Test-driven accountability is here to stay. Politicians who try to campaign against it are swiftly undercut by opponents who say, “What? You don’t want to make our schools accountable for all the money we spend on them?”

Nobody is against holding schools accountable for the taxpayer money spent. But holding schools accountable to a bad standard, particularly a high-stakes one, can distort people’s behavior in a counterproductive way. It’s called Campbell’s Law and social scientists have documented the effect in all areas of life, including a recent finding that texting bans may actually increase accident rates.

One doesn’t have to look very far to find examples of school districts outright cheating or otherwise trying to game the system. The Death and Life of the Great American School System by Diane Ravitch is full of such examples.

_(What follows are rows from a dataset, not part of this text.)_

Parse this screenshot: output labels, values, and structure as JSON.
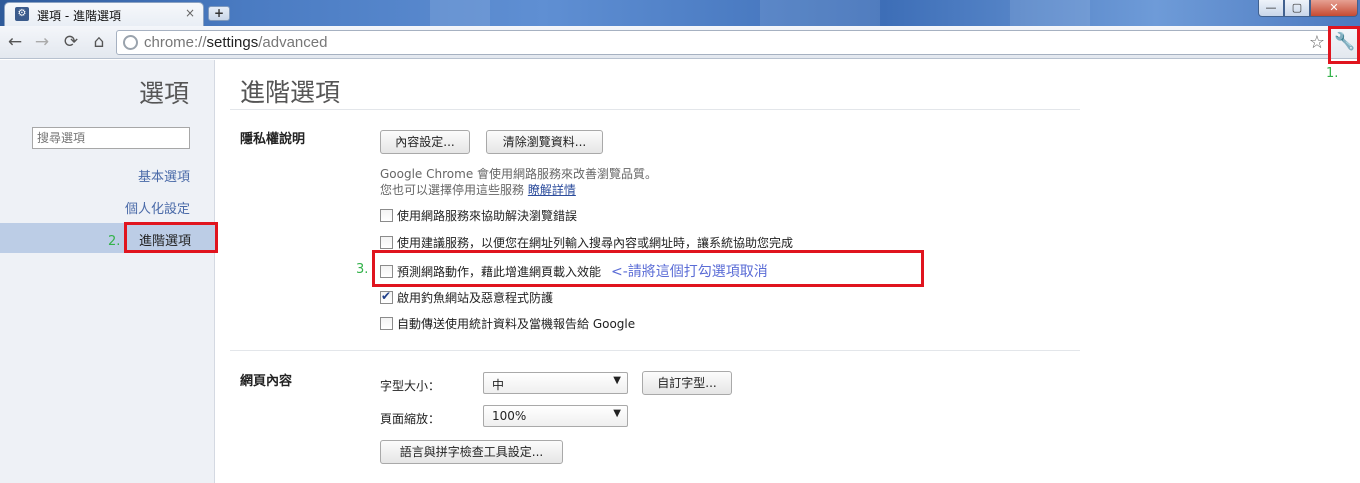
{
  "tab": {
    "title": "選項 - 進階選項",
    "close": "×"
  },
  "window": {
    "minimize": "—",
    "maximize": "▢",
    "close": "✕"
  },
  "toolbar": {
    "url_scheme": "chrome://",
    "url_host": "settings",
    "url_path": "/advanced",
    "back_icon": "←",
    "forward_icon": "→",
    "reload_icon": "⟳",
    "home_icon": "⌂",
    "star_icon": "☆",
    "wrench_icon": "🔧"
  },
  "sidebar": {
    "title": "選項",
    "search_placeholder": "搜尋選項",
    "items": [
      {
        "label": "基本選項"
      },
      {
        "label": "個人化設定"
      },
      {
        "label": "進階選項"
      }
    ]
  },
  "main": {
    "title": "進階選項",
    "privacy": {
      "title": "隱私權說明",
      "content_settings_button": "內容設定...",
      "clear_data_button": "清除瀏覽資料...",
      "desc_line1": "Google Chrome 會使用網路服務來改善瀏覽品質。",
      "desc_line2": "您也可以選擇停用這些服務",
      "learn_more": "瞭解詳情",
      "options": [
        {
          "label": "使用網路服務來協助解決瀏覽錯誤",
          "checked": false
        },
        {
          "label": "使用建議服務，以便您在網址列輸入搜尋內容或網址時，讓系統協助您完成",
          "checked": false
        },
        {
          "label": "預測網路動作，藉此增進網頁載入效能",
          "checked": false
        },
        {
          "label": "啟用釣魚網站及惡意程式防護",
          "checked": true
        },
        {
          "label": "自動傳送使用統計資料及當機報告給 Google",
          "checked": false
        }
      ],
      "note": "<-請將這個打勾選項取消"
    },
    "web_content": {
      "title": "網頁內容",
      "font_size_label": "字型大小：",
      "font_size_value": "中",
      "custom_fonts_button": "自訂字型...",
      "zoom_label": "頁面縮放：",
      "zoom_value": "100%",
      "language_button": "語言與拼字檢查工具設定..."
    }
  },
  "annotations": {
    "step1": "1.",
    "step2": "2.",
    "step3": "3."
  },
  "colors": {
    "highlight_box": "#e0141e",
    "annotation": "#33b24a",
    "note_text": "#5a6cd6",
    "sidebar_selected": "#bccde6"
  }
}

Something about the standardized-testing-driven incentive structure is clearly not working as intended, but rather than stopping and developing better ways of measuring learning, the current reform crowd wants to plow ahead and raise the stakes again by linking teacher pay to this flawed system of accountability. They are not interested in asking the hard questions about what they’re really measuring and influencing.

But even if we assume the tests are good and the incentives are in the right places, it is difficult to see why market forces will necessarily improve the education system in the way those reformers are claiming. In politics, market forces are supposed to expand the pie, not equalize the slices. Despite very strong incentives to be elite athletes and coaches, a significant portion of the population can’t even run a mile without getting winded. But those who support market-based education reforms still use egalitarian rhetoric—appeals to closing the achievement gap, equipping all citizens with the tools they need to succeed.

In-school vs. non-school factors

From How to fix our schools, in which Richard Rothstein, of the Economic Policy Institute, critiques Joel Klein’s and Michelle Rhee’s approach of focusing only on firing incompetent teachers as a means to improve schools:

“Differences in school quality can explain about 1/3 of the variation in student achievement. But the other 2/3 come from non-school factors.” In-school factors go beyond teacher quality: school leadership, curriculum quality, teacher collaboration. Non-school factors include economic consequences of parental underemployment, such as geographic disruption, malnutrition, stress, poor health.